You can see why you’ll want to make sure the logo isn’t getting cropped out. So, leave some space around the logo and background.

4. Create an SVG file of your logo

You’ll probably find most of your brand’s logos are saved as PNGs and JPEGs. But that won’t work for a BIMI logo. BIMI requires the use of Scalable Vector Graphics (SVGs). They are XML files with some benefits that made the format ideal for BIMI logos. 

First, an SVG is a lightweight file that looks good no matter how small or large it is displayed (hence the “scalable”). That’s because it uses a fixed set of shapes rather than pixels. BIMI also calls for the use of SVG P/S Tiny 1.2. The BIMI Group chose this version because it is considered more secure. 

You can include additional information in XML files that could be used for tracking purposes. To keep BIMI records from being used for potentially unwanted or invasive purposes, the SVG portable secure P/S Tiny 1.2 version is required.

You’ll need to use a vector image editing program like Adobe Illustrator to create an SVG file. BIMI Group also lists some SVG conversion tools to use. After exporting your SVG, you still may need to do some manual editing to XML attributes. That includes removing the “x=” and “y=” attributes.

For further details, check out the BIMI Group’s article on creating BIMI SVG logo files

5. Add the file path to your BIMI record

When you’re ready to publish your BIMI TXT record to the DNS, it will need to list the location of your SVG file. This is defined in the “l=” tag of the record.

You can upload your BIMI logo to any secure server (https:), which could be your content delivery network (CDN). Then, the BIMI record will point to that file location or URL.

A BIMI record looks something like this:

default._bimi TXT "v=BIMI1; l=;"

Once the record is published, mailbox providers can find your BIMI logo and display it next to emails that pass authentication. 

Don’t forget: You’ll need a DMARC policy set to “p=quarantine” or “p=reject” in order to get a BIMI logo to display!

How will a BIMI logo help?

You might be telling yourself, "This seems like a lot of work."

walter big lebowski am i wrong gif

No, you're not wrong. But we think it’s worth the effort for a couple of reasons.

First -- stronger email authentication benefits everyone. Implementing DMARC with strong enforcement policies helps mailbox providers understand which messages are valid and which are spam or deceptive scams. That means your customers and subscribers are protected.
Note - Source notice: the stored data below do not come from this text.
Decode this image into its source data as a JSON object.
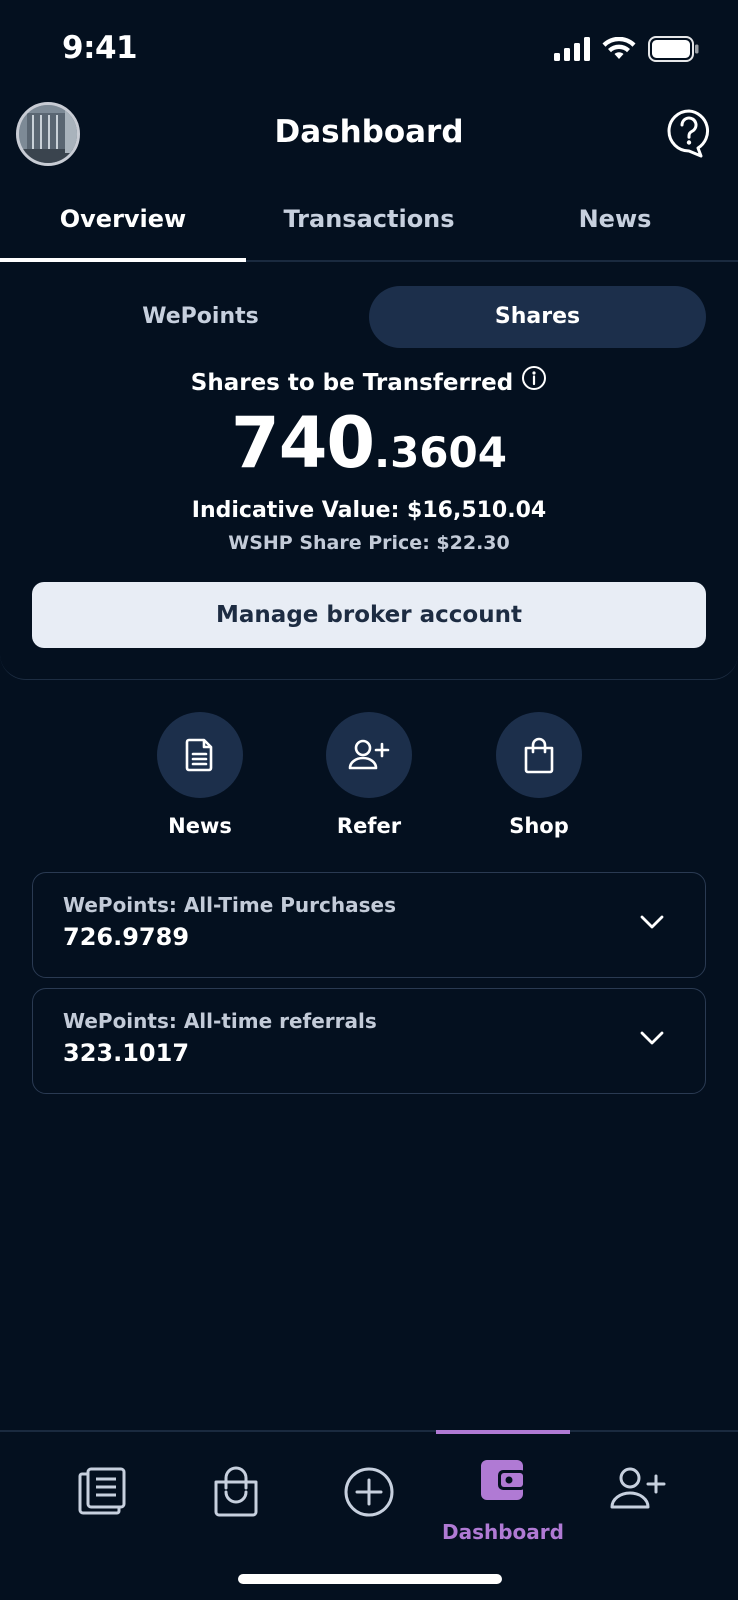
{
  "status_bar": {
    "time": "9:41"
  },
  "header": {
    "title": "Dashboard"
  },
  "top_tabs": [
    {
      "label": "Overview",
      "active": true
    },
    {
      "label": "Transactions",
      "active": false
    },
    {
      "label": "News",
      "active": false
    }
  ],
  "segment": [
    {
      "label": "WePoints",
      "active": false
    },
    {
      "label": "Shares",
      "active": true
    }
  ],
  "shares": {
    "label": "Shares to be Transferred",
    "amount_int": "740",
    "amount_dec": ".3604",
    "indicative_value": "Indicative Value: $16,510.04",
    "share_price": "WSHP Share Price: $22.30",
    "broker_button": "Manage broker account"
  },
  "quick_actions": [
    {
      "label": "News",
      "icon": "document-icon"
    },
    {
      "label": "Refer",
      "icon": "add-user-icon"
    },
    {
      "label": "Shop",
      "icon": "shopping-bag-icon"
    }
  ],
  "accordions": [
    {
      "title": "WePoints: All-Time Purchases",
      "value": "726.9789"
    },
    {
      "title": "WePoints: All-time referrals",
      "value": "323.1017"
    }
  ],
  "bottom_nav": [
    {
      "label": "",
      "icon": "news-feed-icon",
      "active": false
    },
    {
      "label": "",
      "icon": "shopping-bag-icon",
      "active": false
    },
    {
      "label": "",
      "icon": "plus-circle-icon",
      "active": false
    },
    {
      "label": "Dashboard",
      "icon": "wallet-icon",
      "active": true
    },
    {
      "label": "",
      "icon": "add-user-icon",
      "active": false
    }
  ],
  "colors": {
    "background": "#04101f",
    "surface": "#1c2f4b",
    "accent": "#b07ad4",
    "button_light": "#e8edf5"
  }
}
Email authentication also protects your brand’s reputation and supports a good domain and sender reputation.

Second -- There is some very interesting research indicating that a branded inbox experience is more effective and engaging.

Red Sift and Entrust partnered on a 2021 survey to find out what email recipients think about seeing logos in the inbox. Key findings suggest that BIMI logos could:

  • Increase open rates by 21%.
  • Boost brand recall by 18%.
  • Improve the likelihood of purchase by 34%.
  • Increase confidence in the legitimacy of an email by 90%.

To find out more, check out the full study, Consumer Interaction with Visual Brands in Email. You can also see which brands are implementing BIMI when you visit

These results indicate that early adopters of BIMI could have an edge over the competition.

So, why wait for your CMO or the VP of Marketing to ask you about a BIMI logo? Get the process started yourself!